The vivid musical poem, named after a highlanders’ dance in which both heels of a dancer hit each other, takes listeners to the austere Tatra landscape of sharp peaks and nostalgic valleys. You can hear highlander’s woodwinds called trombity and the jingle of sheep bells, as well as more or less literal borrowings, including quotations from the folk music of the mountains. You can hardly resist viualizing that landscape, described by the composer with great suggestiveness by using extremely simple construction and expressive neo-symphonic means.
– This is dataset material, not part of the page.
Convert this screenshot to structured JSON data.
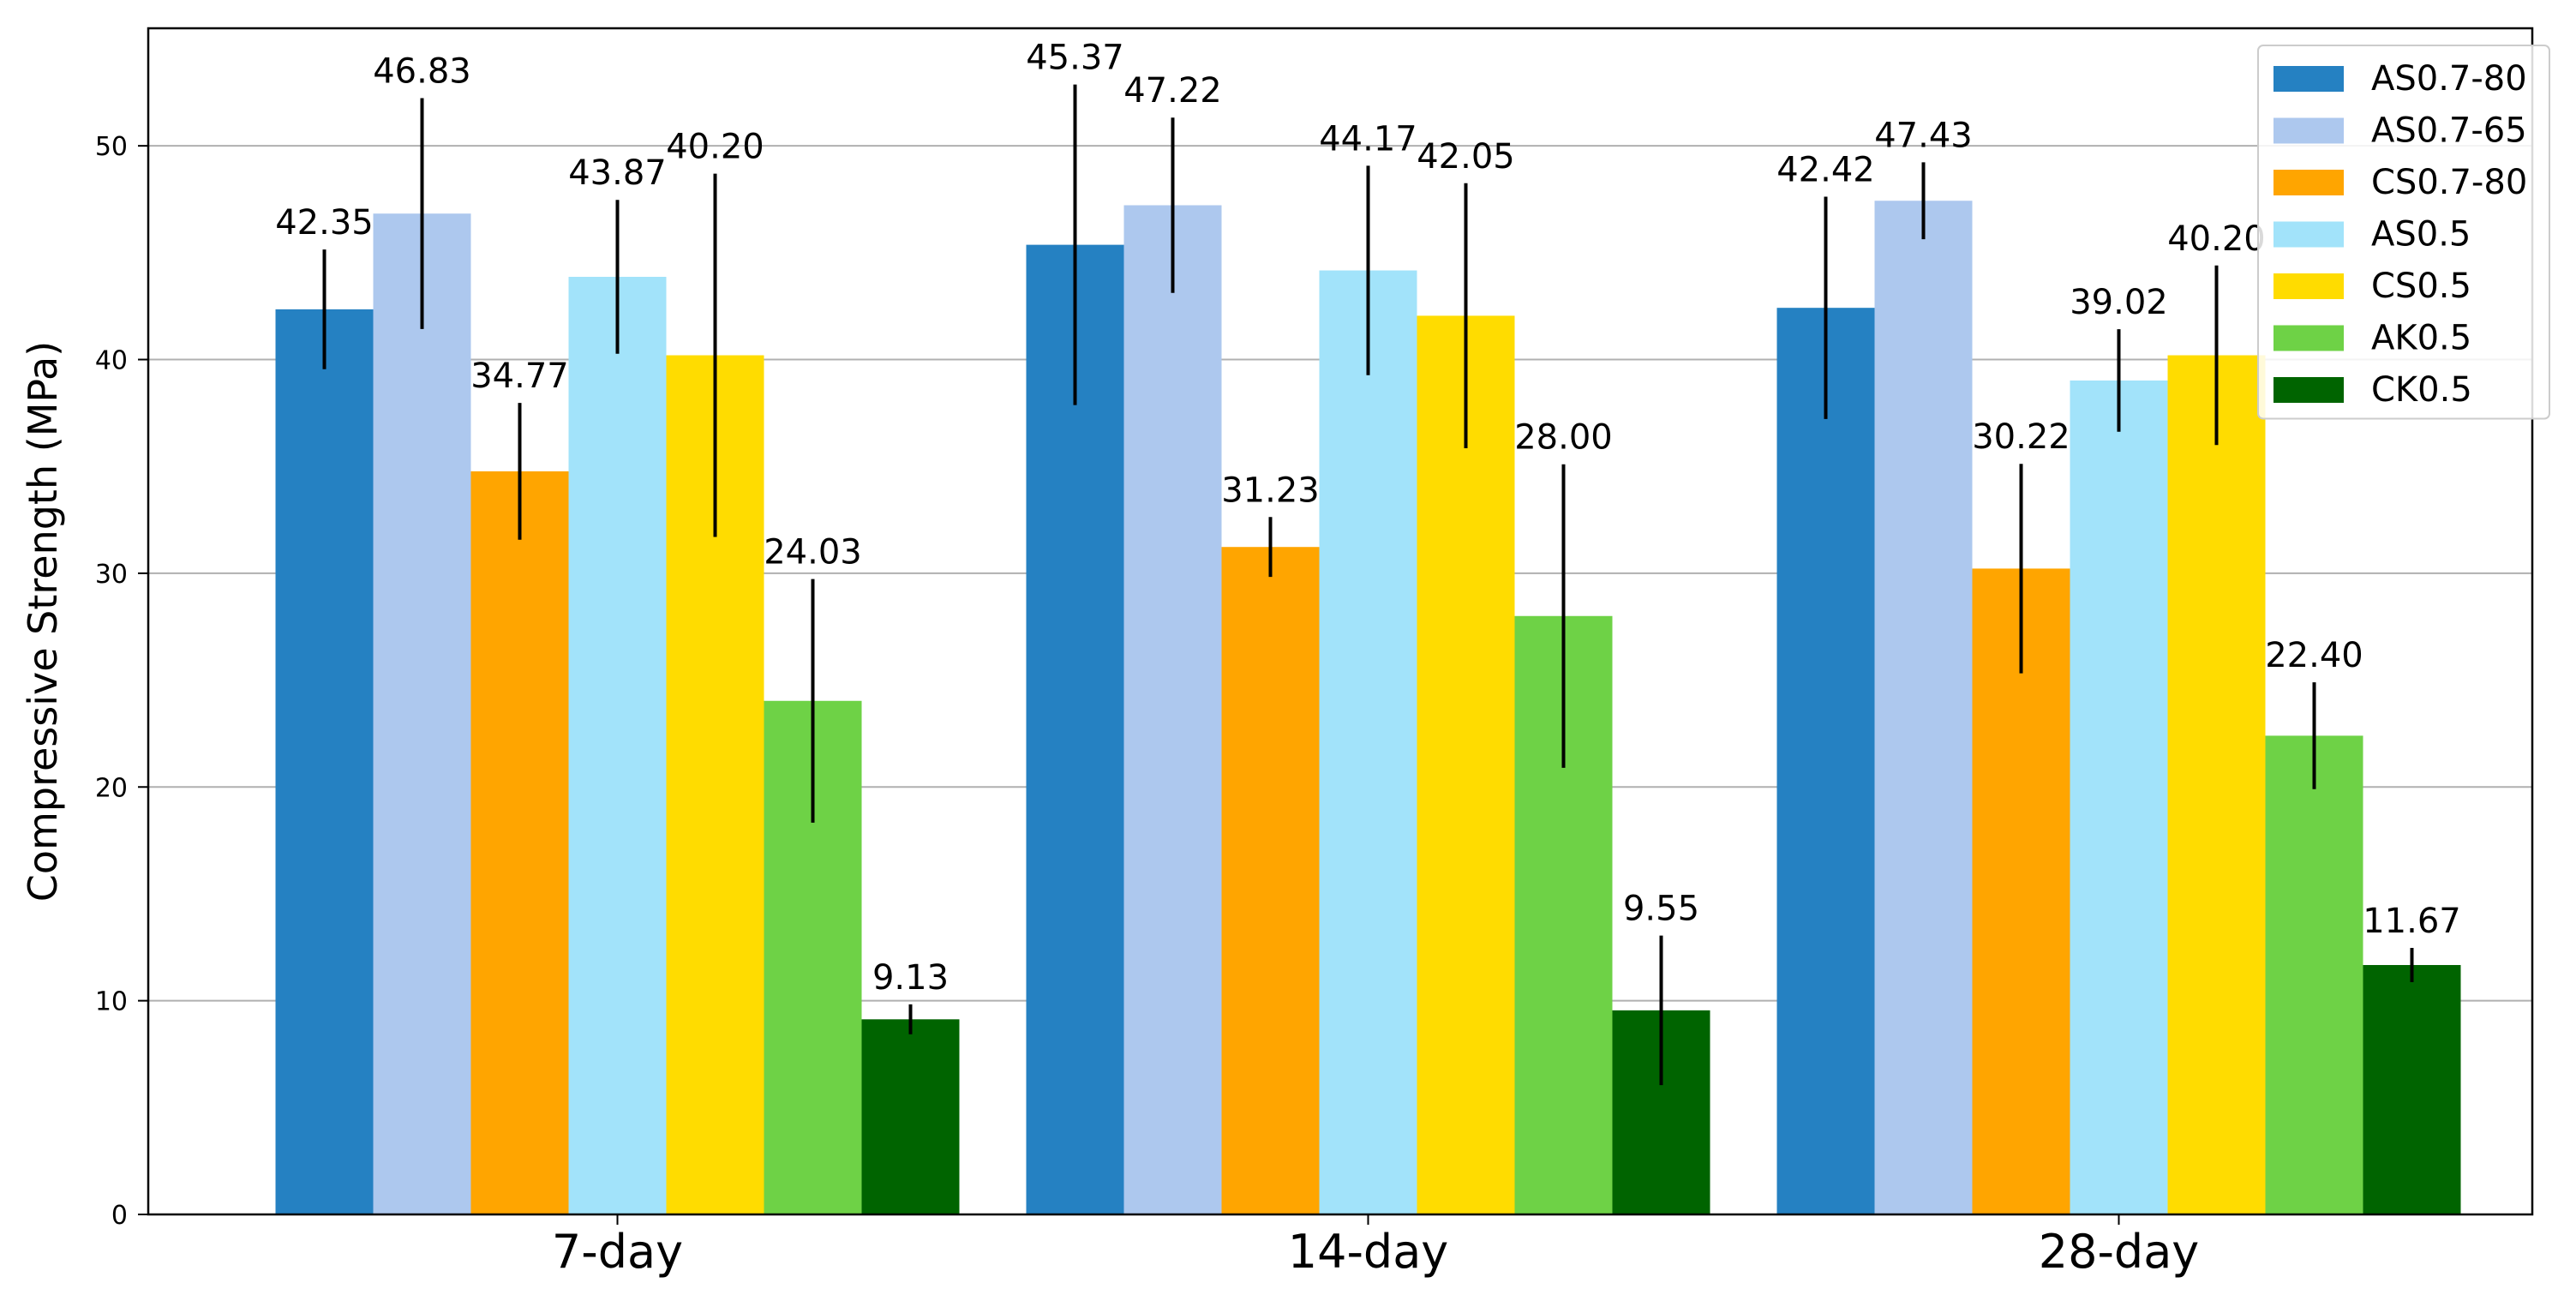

The juxtaposition of piano with powerful fortissimo tones and pure unison chords with sharp dissonances, the variety of texture, the persistency in motive repetition and the straightforwardness of huge tutti form a dazzling display of vital energy.
You have opened a window and let some fresh air into the stale room of Polish music, said Jan Krenz to the composer after the world premiere of the piece at the Warsaw Autumn festival in 1974. Krzesany restored the meaning to emotional expression, in the music of that time reduced to the minimum. By appealing to senses and feelings, the piece made it big among ordinary music lovers. Performed by Polish, French, German, American and Brazilian orchestras, it became a hit in concert halls. Never having lost its popularity, it can still be an attraction of any philharmonic repertoire.